Наконец‑то в ее тоне определилось отношение к Сергею. Сомнение в его чувстве.
— Да, я уверен. И Полина Антоновна. И Лена тоже.
— О!.. Сколько вас. Я поставлю цветы.
Наташа вышла с вазой и цветами, чтобы набрать воды. Я ждал. Она вернулась.
— Ты в последнее время редко видела Сергея?
— Очень. Жизнь заматывает. Дела, суета. Да и жили в разных городах, хоть и неподалеку. Но я его помню, хорошо помню. Эта смерть ужасна. Кто бы мог подумать, что в нашей группе он будет один из первых…
Пакет, переданный Леной, я все же держал в руке.
— Что там у тебя?

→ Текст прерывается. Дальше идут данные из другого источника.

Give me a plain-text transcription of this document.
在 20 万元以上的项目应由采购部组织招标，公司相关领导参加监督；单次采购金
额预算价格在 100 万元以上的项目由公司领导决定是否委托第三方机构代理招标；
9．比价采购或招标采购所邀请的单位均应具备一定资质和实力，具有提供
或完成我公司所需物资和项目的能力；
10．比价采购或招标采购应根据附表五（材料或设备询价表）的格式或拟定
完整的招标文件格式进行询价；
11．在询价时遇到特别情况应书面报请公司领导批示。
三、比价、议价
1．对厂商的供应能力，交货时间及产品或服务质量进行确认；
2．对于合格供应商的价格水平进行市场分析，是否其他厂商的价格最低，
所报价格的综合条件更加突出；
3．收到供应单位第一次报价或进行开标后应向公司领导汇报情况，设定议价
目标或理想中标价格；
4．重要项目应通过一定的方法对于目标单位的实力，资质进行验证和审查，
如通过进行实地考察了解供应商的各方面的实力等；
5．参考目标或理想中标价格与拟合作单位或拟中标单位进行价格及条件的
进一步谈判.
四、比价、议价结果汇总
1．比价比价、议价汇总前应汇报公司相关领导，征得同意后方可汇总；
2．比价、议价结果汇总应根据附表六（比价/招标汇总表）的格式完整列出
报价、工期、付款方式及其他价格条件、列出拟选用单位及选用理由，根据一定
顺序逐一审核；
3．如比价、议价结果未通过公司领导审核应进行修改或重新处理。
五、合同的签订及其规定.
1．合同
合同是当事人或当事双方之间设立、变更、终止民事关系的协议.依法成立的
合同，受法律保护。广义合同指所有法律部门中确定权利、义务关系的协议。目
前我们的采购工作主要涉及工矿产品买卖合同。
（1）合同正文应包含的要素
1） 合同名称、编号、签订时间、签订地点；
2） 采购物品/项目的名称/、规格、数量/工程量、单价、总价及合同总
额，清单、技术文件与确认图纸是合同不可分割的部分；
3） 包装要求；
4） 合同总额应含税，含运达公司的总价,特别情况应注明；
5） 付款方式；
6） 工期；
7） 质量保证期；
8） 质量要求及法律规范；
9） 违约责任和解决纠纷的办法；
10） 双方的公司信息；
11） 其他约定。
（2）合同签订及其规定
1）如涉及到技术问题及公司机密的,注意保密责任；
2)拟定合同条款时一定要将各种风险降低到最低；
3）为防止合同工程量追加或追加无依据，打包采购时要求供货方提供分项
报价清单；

Положи куда‑нибудь.
— Это Лена… Передала тебе.
Я не знал, что в пакете, но, судя по форме и размерам, предположил, что там фотография, та самая, что Лена взяла у Полины Антоновны.
— Она еще просила сказать…
Я протянул пакет.
— Что?
Наташа держала пакет, но не спешила развернуть газету.
— Она все знает.
"Ну, вот. Рубикон позади".
— О чем ты?
— О Лене.
— Да погоди с Леной. Сам‑то ты как? Где? Что? Кто? Я ведь о тебе не знаю.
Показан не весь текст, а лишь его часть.